What we mean by severe pain
- Severe pain:
- always there and so bad it's hard to think or talk
- you cannot sleep
- it's very hard to move, get out of bed, go to the bathroom, wash or dress
- Moderate pain:
- always there
- makes it hard to concentrate or sleep
- you can manage to get up, wash or dress
- Mild pain:
- comes and goes
- is annoying but does not stop you doing daily activities
While you're waiting to see a doctor
If you think you’ve broken your ankle, there are some things you can do while you’re waiting to see a doctor.
- raise your ankle if possible
- gently hold an ice pack (or a bag of frozen peas) wrapped in a towel on your ankle for 15 to 20 minutes every 2 to 3 hours
- stop any bleeding – put pressure on the wound using a clean cloth or dressing
- wrap your ankle loosely in a bandage to help support it (if your ankle is not at an odd angle)
- remove any jewellery on your ankle or toes
- take paracetamol
- not take ibuprofen until you have seen a doctor
- not eat or drink anything in case you need surgery
- not move or put weight on your ankle if possible
Treatments for a broken ankle
You'll usually have an X-ray to check if your ankle is broken and see how bad the break is.
If you have a very minor break, you may not need any treatment.

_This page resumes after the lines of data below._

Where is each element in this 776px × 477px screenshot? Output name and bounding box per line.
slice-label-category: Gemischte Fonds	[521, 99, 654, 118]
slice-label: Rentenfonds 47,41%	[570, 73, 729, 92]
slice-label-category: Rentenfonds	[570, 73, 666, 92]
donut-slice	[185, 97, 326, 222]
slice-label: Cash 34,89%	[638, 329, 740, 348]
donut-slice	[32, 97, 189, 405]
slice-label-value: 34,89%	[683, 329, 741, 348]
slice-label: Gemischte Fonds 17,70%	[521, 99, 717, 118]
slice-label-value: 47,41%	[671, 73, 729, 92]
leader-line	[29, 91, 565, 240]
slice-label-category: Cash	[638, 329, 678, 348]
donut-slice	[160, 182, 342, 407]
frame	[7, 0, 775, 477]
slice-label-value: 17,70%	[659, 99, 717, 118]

For a more serious break, you may need:
- a special boot to help support your ankle
- a plaster cast to hold your ankle in place while it heals
- the bones to be moved back into place by a doctor (they'll give you an injection to numb your ankle)

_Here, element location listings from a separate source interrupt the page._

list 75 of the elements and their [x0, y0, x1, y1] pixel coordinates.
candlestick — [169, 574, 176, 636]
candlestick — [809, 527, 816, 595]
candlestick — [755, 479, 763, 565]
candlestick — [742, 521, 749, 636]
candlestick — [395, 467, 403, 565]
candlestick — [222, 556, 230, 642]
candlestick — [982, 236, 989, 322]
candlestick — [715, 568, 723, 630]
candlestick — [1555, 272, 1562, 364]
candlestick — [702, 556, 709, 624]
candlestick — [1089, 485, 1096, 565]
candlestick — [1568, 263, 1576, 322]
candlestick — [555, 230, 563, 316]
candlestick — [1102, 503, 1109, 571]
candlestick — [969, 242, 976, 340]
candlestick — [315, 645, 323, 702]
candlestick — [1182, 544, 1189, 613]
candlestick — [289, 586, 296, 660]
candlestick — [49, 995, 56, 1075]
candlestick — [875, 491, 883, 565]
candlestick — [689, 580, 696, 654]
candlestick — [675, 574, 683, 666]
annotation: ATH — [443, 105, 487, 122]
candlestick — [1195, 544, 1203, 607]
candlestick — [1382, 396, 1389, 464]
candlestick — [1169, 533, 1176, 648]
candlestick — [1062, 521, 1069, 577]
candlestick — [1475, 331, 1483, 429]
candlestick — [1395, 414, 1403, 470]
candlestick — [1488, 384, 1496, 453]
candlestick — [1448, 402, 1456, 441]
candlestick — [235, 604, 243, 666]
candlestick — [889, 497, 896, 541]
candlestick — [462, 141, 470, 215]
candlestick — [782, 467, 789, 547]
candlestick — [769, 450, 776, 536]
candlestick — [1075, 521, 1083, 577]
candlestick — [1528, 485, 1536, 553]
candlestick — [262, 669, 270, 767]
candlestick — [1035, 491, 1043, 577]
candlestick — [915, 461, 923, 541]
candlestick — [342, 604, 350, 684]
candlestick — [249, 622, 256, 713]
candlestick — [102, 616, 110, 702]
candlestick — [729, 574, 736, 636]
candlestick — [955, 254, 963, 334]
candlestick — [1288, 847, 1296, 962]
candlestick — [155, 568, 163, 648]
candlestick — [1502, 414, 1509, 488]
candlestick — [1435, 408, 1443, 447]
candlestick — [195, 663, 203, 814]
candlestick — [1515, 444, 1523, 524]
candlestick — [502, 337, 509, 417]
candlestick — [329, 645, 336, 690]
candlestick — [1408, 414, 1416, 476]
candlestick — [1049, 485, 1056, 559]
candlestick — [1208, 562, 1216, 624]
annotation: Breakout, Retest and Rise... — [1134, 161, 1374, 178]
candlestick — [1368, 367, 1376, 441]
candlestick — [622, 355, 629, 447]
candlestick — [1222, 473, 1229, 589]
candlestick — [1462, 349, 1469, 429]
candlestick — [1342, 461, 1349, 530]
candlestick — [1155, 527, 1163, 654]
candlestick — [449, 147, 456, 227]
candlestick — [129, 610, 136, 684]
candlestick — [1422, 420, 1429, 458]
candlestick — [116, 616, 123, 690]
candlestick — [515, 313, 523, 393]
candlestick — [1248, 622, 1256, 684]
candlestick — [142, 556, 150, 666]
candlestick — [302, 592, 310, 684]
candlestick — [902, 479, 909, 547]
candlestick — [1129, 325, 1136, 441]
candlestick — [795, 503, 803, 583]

- surgery to fix the broken bones
You'll usually have follow-up appointments to check your ankle is healing properly.
Recovering from a broken ankle
Things you can do to help your recovery
A broken ankle usually takes 6 to 8 weeks to heal, but it can take longer.
The doctor will tell you:
- how long you'll have to wear the boot or have the plaster cast on
- how much weight to put on your ankle – you may be given crutches or a walking frame to help keep weight off it
Once it's healed, use your ankle as normal. Moving it will stop it getting stiff.
You may need to see a physiotherapist. They can help you with exercises to get your foot and ankle gently moving again.
Ask your doctor when you can return to contact sports or other activities that put a lot of strain on your ankle.
It's important to follow any advice you're given by the hospital or fracture clinic.
There are some things you can do to ease pain and help your broken ankle recover.
rest and raise your ankle whenever possible
take paracetamol or the painkiller your doctor has given you to ease pain
gently move your toes and bend your knee while wearing the boot or cast to ease stiff muscles
do not get your plaster cast wet
do not carry heavy things
do not move your ankle too much
do not use anything to scratch under your cast
Urgent advice: Get help from NHS 111 or go to an urgent treatment centre if:
You're recovering from a broken ankle and:
- the pain in your ankle gets worse
- your temperature is very high or you feel hot and shivery
- your leg, foot or toes start to feel numb or like they're burning
- your leg, foot or toes look swollen, or turn blue or white
- the plaster cast or boot is rubbing, or feels too tight or too loose
- there's a bad smell or discharge from under your cast
You can call 111 or get help from 111 online.